お世辞にもよい雰囲気とは思えないかもしれませんね。
一体何があったのでしょう。

私の位置からは、ご夫婦が会場に入ってくるところから見えました。
それでわかったんです。
奥さんの心の動きが。

会場に入るなり、奥さんの表情が厳しいものに変わったんです。
緊張した様子。服装などからも、控えめな印象の方でしたので、
あまりこういうところに慣れていないのかなといった感じ。

そして、厳しい表情のまま、旦那さんとの距離をつめたんです。
寄り添う感じ。
少し体を丸くして、今にも両手で旦那さんの肘を取りそうな様子。
そのまま旦那さんの半歩後ろから付き従うようにして、
名札を記入するところに来ました。
そして口を開いたのです。

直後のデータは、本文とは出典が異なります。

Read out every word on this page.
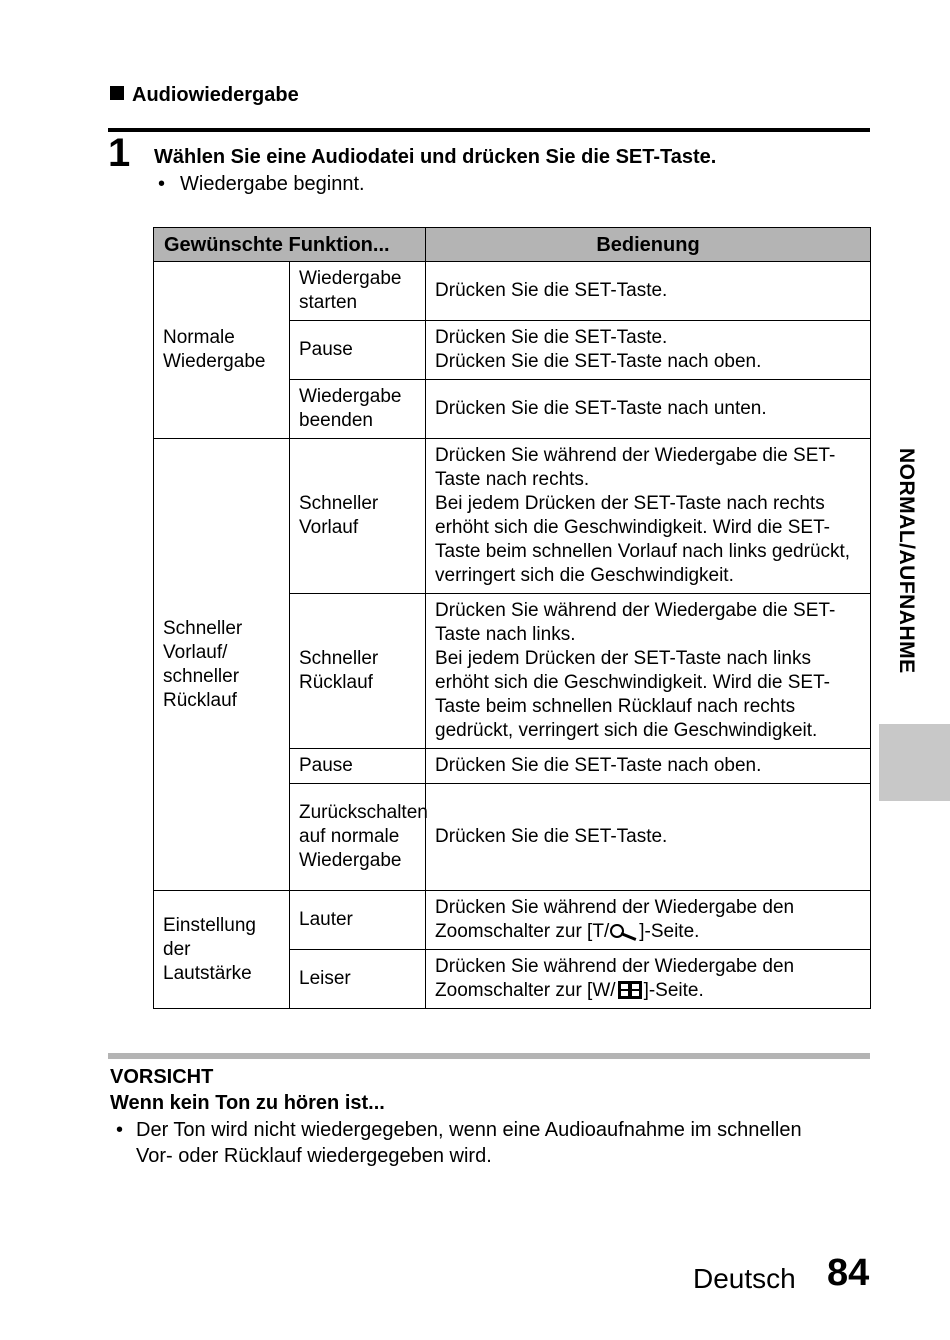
Audiowiedergabe
1 Wählen Sie eine Audiodatei und drücken Sie die SET-Taste.
• Wiedergabe beginnt.
Gewünschte Funktion...		Bedienung
Normale Wiedergabe	Wiedergabe starten	Drücken Sie die SET-Taste.

	Pause	Drücken Sie die SET-Taste.
Drücken Sie die SET-Taste nach oben.

	Wiedergabe beenden	Drücken Sie die SET-Taste nach unten.

Schneller Vorlauf/ schneller Rücklauf	Schneller Vorlauf	Drücken Sie während der Wiedergabe die SET-Taste nach rechts.
Bei jedem Drücken der SET-Taste nach rechts erhöht sich die Geschwindigkeit. Wird die SET-Taste beim schnellen Vorlauf nach links gedrückt, verringert sich die Geschwindigkeit.

	Schneller Rücklauf	Drücken Sie während der Wiedergabe die SET-Taste nach links.
Bei jedem Drücken der SET-Taste nach links erhöht sich die Geschwindigkeit. Wird die SET-Taste beim schnellen Rücklauf nach rechts gedrückt, verringert sich die Geschwindigkeit.

	Pause	Drücken Sie die SET-Taste nach oben.

	Zurückschalten auf normale Wiedergabe	Drücken Sie die SET-Taste.

Einstellung der Lautstärke	Lauter	Drücken Sie während der Wiedergabe den
Zoomschalter zur [T/ ]-Seite.

	Leiser	Drücken Sie während der Wiedergabe den
Zoomschalter zur [W/ ]-Seite.
VORSICHT
Wenn kein Ton zu hören ist...
• Der Ton wird nicht wiedergegeben, wenn eine Audioaufnahme im schnellen Vor- oder Rücklauf wiedergegeben wird.
NORMAL/AUFNAHME
Deutsch 84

「私のも書いて」と。

もしかしたら、奥さんは初めから講座にはあまり乗り気でなかったのかもしれません。
でも、旦那さんが出るから参加した。
そしていざ会場に入ってみると、初めての場所で
初めて会う人たちと関わるという不安

その不安という「感情」には、
「愛する人とのつながりを感じて安心したい」という意図がありそうです。
「私は一人じゃないんだと感じて安心したい」
肯定的意図です。

この「安心」という肯定的意図を満たすために、旦那さんに期待したことが、
名前を書いてもらうという行為だったようです。
旦那さんに名前を書いてもらうことで、つながりを感じたい。
それを支えにこの不安な状況を乗り切ろう。
こんな感じ。
 

このように「感情」に目を向けると
心の動きが見えてきます。
カギは「肯定的意図」です。

名前を書いてほしいという「期待」が口をついていますが、
それは「肯定的意図」を満たすために思いついた、一手段にすぎません。
別の手段でも構わないのです、安心という肯定的意図が満たされれば。

人は多くの場合、肯定的意図を口にしません。
それどころか、自覚すらしていない場合がほとんどです。
だからこそ、肯定的意図を探るトレーニングが必要になってくるのです。

今回の講座では、自分が不都合に感じている行為の肯定的意図を探りました。
トレーニングの初めでは、すぐに返事が出なかったらどうしようと不安に感じられる受講生もいました。

ですが、時間がかかっていいのです。
むしろ、返事が出るまでじっくり待つという心構えこそ大切でしょう。
ご自身の無意識をとことん信頼していい。

早く答えを出そうとすると、分析的になります。
それでは、無意識を感じることは難しくなります。
早く答えが出た方がいい
答えが出なかったら困る
こういった思い込みから自由になるところが
肯定的意図を探る出発点かもしれません。
 

次回7月9日は「怒りと向き合う」です。
日常的にパートがコミュニケーションしていることを
より感じ取っていただくために、
エゴグラムを活用しようと思っています。
今回参加されなかった方でも理解できるように講座は工夫されています。
ご関心のある方はぜひ。
お越しをお待ちしております。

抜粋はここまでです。